[Cryptography] I don't get it.

ianG iang at iang.org
Wed Apr 16 17:39:29 EDT 2014


On 16/04/2014 19:59 pm, Jerry Leichter wrote:
> On Apr 16, 2014, at 6:30 AM, ianG <iang at iang.org> wrote:
>> I'm not sure about this sudden explosion of angst that people are
>> feeling.  The Heartbleed event has been waiting for a long time.  The
>> code is very complex, the dev team is under-funded and overwhelmed, the
>> design is atrocious, the user-base is unhelpful, the apps are a lazy
>> mess, the security model is a vestigial facade and the critics have no
>> mercy.
> Come on, iang, don't hold back - tell use what your really think!  :-)

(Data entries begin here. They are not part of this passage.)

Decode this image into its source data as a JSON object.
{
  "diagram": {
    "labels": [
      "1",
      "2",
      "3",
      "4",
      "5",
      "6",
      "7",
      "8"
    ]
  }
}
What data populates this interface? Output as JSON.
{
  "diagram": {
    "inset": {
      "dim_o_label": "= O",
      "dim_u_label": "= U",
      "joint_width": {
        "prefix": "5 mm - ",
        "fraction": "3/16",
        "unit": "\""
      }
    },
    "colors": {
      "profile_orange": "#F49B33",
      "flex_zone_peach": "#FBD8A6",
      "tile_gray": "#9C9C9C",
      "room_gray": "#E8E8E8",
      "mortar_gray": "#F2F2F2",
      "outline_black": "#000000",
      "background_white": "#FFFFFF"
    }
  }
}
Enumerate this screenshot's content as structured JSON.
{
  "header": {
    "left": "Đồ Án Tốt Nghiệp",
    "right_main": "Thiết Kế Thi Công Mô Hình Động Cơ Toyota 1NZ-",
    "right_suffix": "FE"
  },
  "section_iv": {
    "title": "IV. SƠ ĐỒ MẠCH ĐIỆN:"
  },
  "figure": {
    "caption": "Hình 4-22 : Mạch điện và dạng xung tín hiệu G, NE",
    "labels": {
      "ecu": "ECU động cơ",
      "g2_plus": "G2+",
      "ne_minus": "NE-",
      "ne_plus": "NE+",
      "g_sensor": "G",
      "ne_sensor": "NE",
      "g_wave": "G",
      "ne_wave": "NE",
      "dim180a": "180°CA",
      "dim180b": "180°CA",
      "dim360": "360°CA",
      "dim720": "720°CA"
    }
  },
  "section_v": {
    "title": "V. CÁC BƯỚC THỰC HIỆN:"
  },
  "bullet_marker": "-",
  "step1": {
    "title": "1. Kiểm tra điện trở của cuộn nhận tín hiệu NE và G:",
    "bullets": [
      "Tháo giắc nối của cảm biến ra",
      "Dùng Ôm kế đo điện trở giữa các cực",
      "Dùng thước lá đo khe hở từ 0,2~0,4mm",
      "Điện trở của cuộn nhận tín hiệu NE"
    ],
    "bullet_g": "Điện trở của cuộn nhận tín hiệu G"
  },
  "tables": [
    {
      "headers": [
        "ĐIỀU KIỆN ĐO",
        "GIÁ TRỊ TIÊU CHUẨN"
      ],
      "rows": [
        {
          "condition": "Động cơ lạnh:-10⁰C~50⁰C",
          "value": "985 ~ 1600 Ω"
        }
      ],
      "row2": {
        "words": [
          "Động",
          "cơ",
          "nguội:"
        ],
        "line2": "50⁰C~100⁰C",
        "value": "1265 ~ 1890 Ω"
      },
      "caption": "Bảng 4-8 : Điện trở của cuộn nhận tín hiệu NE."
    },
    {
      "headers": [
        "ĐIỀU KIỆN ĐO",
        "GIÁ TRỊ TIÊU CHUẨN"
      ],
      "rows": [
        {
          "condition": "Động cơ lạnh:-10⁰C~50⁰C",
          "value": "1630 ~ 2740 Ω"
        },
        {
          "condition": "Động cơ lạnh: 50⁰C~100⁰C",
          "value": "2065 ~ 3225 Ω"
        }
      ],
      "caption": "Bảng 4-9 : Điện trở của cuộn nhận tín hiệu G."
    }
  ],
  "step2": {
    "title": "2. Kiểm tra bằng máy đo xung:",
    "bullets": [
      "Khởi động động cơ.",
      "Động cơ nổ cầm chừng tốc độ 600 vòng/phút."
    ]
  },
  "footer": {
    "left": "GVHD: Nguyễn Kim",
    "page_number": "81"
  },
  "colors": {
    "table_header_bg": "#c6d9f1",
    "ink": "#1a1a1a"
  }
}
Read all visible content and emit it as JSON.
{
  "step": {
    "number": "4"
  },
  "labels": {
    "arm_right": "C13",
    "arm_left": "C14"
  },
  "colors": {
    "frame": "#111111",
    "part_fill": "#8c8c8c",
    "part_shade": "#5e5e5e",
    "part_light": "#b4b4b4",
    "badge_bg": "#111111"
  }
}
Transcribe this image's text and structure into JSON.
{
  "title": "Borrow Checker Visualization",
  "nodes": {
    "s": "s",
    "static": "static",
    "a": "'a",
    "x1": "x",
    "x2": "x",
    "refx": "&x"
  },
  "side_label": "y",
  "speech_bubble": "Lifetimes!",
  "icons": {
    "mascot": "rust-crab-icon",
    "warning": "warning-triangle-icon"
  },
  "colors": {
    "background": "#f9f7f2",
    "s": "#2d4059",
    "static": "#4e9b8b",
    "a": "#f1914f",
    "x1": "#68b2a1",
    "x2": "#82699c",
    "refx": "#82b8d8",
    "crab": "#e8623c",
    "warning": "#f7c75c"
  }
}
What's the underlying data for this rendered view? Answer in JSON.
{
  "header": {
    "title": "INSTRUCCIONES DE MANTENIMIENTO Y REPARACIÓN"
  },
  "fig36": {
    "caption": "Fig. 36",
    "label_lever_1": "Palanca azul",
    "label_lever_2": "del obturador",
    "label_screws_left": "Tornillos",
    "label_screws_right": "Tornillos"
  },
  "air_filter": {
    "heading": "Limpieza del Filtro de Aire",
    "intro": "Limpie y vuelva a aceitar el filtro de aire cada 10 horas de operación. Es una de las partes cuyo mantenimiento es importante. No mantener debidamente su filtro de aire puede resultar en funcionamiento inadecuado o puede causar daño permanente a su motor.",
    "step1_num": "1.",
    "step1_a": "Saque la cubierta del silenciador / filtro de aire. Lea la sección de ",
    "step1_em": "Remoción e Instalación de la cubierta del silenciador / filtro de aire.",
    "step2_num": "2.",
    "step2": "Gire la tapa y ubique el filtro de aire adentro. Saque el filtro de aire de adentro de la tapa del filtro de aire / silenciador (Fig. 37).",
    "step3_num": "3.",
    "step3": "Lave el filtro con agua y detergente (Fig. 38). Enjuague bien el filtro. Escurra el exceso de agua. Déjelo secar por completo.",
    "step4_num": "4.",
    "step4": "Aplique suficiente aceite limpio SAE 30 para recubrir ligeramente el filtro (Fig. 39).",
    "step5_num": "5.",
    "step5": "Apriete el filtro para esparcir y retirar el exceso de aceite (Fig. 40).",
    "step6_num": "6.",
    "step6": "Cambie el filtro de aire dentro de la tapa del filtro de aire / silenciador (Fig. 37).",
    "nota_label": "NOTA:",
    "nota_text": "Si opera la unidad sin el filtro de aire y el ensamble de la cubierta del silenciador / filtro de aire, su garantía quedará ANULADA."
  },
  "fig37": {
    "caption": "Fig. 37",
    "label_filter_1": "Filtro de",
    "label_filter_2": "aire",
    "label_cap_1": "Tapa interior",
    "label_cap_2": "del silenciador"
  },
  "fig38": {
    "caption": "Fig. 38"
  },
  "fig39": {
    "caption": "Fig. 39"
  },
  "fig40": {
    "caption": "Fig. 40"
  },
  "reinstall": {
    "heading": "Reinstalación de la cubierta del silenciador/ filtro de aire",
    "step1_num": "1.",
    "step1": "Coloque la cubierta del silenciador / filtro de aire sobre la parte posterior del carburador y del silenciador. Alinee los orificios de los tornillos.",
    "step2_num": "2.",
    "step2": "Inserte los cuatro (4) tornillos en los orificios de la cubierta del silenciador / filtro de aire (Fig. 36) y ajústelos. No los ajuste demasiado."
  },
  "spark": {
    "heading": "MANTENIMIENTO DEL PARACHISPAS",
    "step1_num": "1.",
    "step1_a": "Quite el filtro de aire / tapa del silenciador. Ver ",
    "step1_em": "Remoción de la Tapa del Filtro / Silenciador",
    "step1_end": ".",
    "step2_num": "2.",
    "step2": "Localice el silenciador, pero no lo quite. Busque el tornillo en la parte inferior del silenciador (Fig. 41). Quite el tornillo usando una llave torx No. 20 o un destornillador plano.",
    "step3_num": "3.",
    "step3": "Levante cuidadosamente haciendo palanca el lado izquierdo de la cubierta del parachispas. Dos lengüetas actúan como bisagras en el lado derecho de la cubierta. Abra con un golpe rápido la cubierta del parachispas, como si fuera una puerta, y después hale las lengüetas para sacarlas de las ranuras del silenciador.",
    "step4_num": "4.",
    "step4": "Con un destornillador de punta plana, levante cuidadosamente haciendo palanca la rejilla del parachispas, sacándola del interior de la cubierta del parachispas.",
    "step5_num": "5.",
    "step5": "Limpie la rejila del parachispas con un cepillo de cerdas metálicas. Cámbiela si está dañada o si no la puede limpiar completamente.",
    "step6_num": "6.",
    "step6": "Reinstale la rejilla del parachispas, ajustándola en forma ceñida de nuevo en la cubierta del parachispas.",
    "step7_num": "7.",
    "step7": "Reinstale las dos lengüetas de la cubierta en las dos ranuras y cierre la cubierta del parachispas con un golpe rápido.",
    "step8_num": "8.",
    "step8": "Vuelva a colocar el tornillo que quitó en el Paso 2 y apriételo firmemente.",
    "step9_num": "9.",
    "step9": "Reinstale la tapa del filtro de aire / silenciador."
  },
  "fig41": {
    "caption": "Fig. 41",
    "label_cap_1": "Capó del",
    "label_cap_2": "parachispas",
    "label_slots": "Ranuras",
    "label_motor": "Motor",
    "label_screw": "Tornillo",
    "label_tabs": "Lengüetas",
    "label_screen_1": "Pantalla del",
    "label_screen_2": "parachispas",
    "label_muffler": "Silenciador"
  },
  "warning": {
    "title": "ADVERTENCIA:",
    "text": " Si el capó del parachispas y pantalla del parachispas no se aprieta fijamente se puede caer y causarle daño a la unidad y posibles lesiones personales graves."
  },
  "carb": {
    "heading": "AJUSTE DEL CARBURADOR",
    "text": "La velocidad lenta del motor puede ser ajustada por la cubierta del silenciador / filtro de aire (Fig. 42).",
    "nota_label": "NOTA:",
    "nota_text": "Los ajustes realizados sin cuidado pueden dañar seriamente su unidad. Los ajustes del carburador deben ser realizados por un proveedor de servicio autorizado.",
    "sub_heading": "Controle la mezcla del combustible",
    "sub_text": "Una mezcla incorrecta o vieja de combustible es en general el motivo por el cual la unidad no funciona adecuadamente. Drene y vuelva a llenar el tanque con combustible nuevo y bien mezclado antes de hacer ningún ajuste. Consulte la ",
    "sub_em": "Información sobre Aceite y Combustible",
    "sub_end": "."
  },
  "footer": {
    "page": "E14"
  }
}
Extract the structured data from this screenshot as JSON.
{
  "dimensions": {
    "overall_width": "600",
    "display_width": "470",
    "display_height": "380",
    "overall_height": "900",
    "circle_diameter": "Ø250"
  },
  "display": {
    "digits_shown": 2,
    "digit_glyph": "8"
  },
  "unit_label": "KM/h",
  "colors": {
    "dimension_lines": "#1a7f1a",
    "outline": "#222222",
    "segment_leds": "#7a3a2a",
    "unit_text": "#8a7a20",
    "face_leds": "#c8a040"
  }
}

Oh, wait till you get me started on Bitcoin :)

>> Why hasn't it happened more times, is my question...  This is why I
>> track real events, because I can't believe they've been so lucky with
>> such a bad situation.  There has to be other things going on, and to
>> find them we need real science (is my guess).
> 
> Most of civilization is based on things that work by what appears to be blind luck.  There are some crazy estimates of how often airline pilots make mistakes - in the several times and hour range.  Almost all the mistakes have no effect because the systems are robust in immense numbers of ways.  Some of that is design; some of it is evolution:  Systems that aren't robust run into system-killer failures and disappear.
> 
> A look at the log files of any computer system out there will show you warnings and error messages and other kinds of flags of potential problems galore.  No one looks at them; no one cares.  The successful systems manage to proceed.  (Many, many years ago I wrote a note to RISKS contrasting the MS/DOS and Unix boot sequences.  Both had a crap-load of impossible-to-understand settings and tweaks, but one thing you could say about MS/DOS:  If you set things wrong, it always somehow managed to fall back to defaults that allowed it to boot.  In contrast, rendering a Unix system unbootable was trivial.)
> 
> Software in general is notoriously fragile.  Crypto software takes that fragility to an extreme, all the way from the algorithms themselves (though it now seems some of our standard algorithms are particularly fragile as the result of, err, enemy action) to the implementations to the procedures surrounding those implementations.
> 
> There are bits and pieces of work scattered around on the topic of "robust cryptography", but as a field of study or a well-understood group of practices, that doesn't really exist. We need it.  Badly.


Good description.  In SSL, we kind of got by in spite of bad practices.
 No such luck in Bitcoin, oh boy.  There, the results are as predicted
by the practices.  Why?  Why is it so?